C’est précisément cette vague de privation de droits qui a porté Donald Trump au pouvoir en 2016 et 2024.
Ce changement d’arithmétique politique en Europe scellera finalement le sort de la guerre en Ukraine, mais pas nécessairement à court terme.
En l’absence de signes indiquant que les grandes puissances européennes veulent se rallier à une fin négociée de la guerre, l’Ukraine signale déjà qu’elle aura besoin d’un soutien financier occidental supplémentaire de 49 milliards de dollars en 2026 pour équilibrer ses comptes. Avec, au mieux, une fraction de cette somme provenant des États-Unis sous le président Trump, cela laisse l’Europe largement responsable d’un coût que les gouvernements européens peuvent difficilement se permettre, que ce soit économiquement ou politiquement.
Cela pèsera de plus en plus lourd sur les épaules du courant dominant à travers le continent qui tentent de justifier le coût d’une guerre ingagnable auprès d’électeurs de plus en plus sceptiques. La France ne sera probablement pas en mesure de doubler ses contributions financières à l’Ukraine au moment où elle tente de forcer des coupes de dépenses de 44 milliards d’euros. Il est peu probable que la Grande-Bretagne augmente son financement, ayant déjà été contrainte de faire marche arrière sur les tentatives de réduction des prestations sociales au cours de l’année écoulée. D’où viendra l’argent ?

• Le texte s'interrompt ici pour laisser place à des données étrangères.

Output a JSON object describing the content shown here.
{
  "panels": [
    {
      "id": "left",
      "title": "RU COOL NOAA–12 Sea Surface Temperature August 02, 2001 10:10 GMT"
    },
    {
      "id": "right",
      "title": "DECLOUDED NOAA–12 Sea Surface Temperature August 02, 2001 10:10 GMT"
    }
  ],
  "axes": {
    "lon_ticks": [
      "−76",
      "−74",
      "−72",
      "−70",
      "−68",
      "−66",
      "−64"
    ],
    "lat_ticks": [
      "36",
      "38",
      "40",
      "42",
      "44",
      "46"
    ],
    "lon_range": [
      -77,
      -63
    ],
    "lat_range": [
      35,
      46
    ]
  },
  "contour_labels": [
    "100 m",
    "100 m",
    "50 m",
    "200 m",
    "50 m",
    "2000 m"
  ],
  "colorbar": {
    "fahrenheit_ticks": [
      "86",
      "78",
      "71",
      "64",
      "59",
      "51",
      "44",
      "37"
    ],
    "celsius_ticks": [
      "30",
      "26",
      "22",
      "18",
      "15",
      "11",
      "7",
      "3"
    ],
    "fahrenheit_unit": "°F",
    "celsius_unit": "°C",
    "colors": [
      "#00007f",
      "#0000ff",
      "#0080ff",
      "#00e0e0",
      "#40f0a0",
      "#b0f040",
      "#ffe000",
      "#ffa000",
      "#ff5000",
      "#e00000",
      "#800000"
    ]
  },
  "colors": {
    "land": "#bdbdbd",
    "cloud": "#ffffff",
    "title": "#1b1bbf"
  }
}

Jusqu’à présent, la Commission européenne n’a pas été en mesure d’accorder à l’Ukraine une facilité de crédit de 140 milliards de dollars, soutenue par des avoirs russes gelés en Belgique, qui permettrait à ce pays de continuer à se battre jusqu’en 2027. La Belgique, qui abrite Euroclear où sont détenus les fonds, s’oppose depuis longtemps à cette initiative et les Français, déjà en conflit politique, sont également sceptiques.
Néanmoins, si Macron s’accroche au pouvoir, et avec Starmer et le chancelier allemand Frederich Merz relativement en sécurité dans leurs rôles pendant au moins trois ans de plus, il est probable que les grandes puissances européennes continueront à soutenir une poursuite de la guerre, malgré son coût inabordable, et chercheront des moyens de faire fonctionner les finances. Cela aura des conséquences déchirantes pour l’Ukraine elle-même.
Mais il semble également évident que les partis traditionnels en France, en Allemagne et en Grande-Bretagne paieront un prix politique douloureux. Macron et Merz ont tous deux récemment dénoncé l’assaut contre la démocratie européenne, le chancelier allemand affirmant que « notre mode de vie libéral est attaqué, à la fois de l’extérieur et de l’intérieur ».
Mais là n’est pas la question. La démocratie fonctionne spécifiquement pour expulser les gouvernements qui ne répondent pas aux attentes de leurs électeurs. Ce à quoi nous commençons à assister en Europe aujourd’hui, c’est à un glissement naturel et inévitable de l’internationalisme vers le nationalisme. L’Europe n’est en train de faire la fête que quelques années après les États-Unis.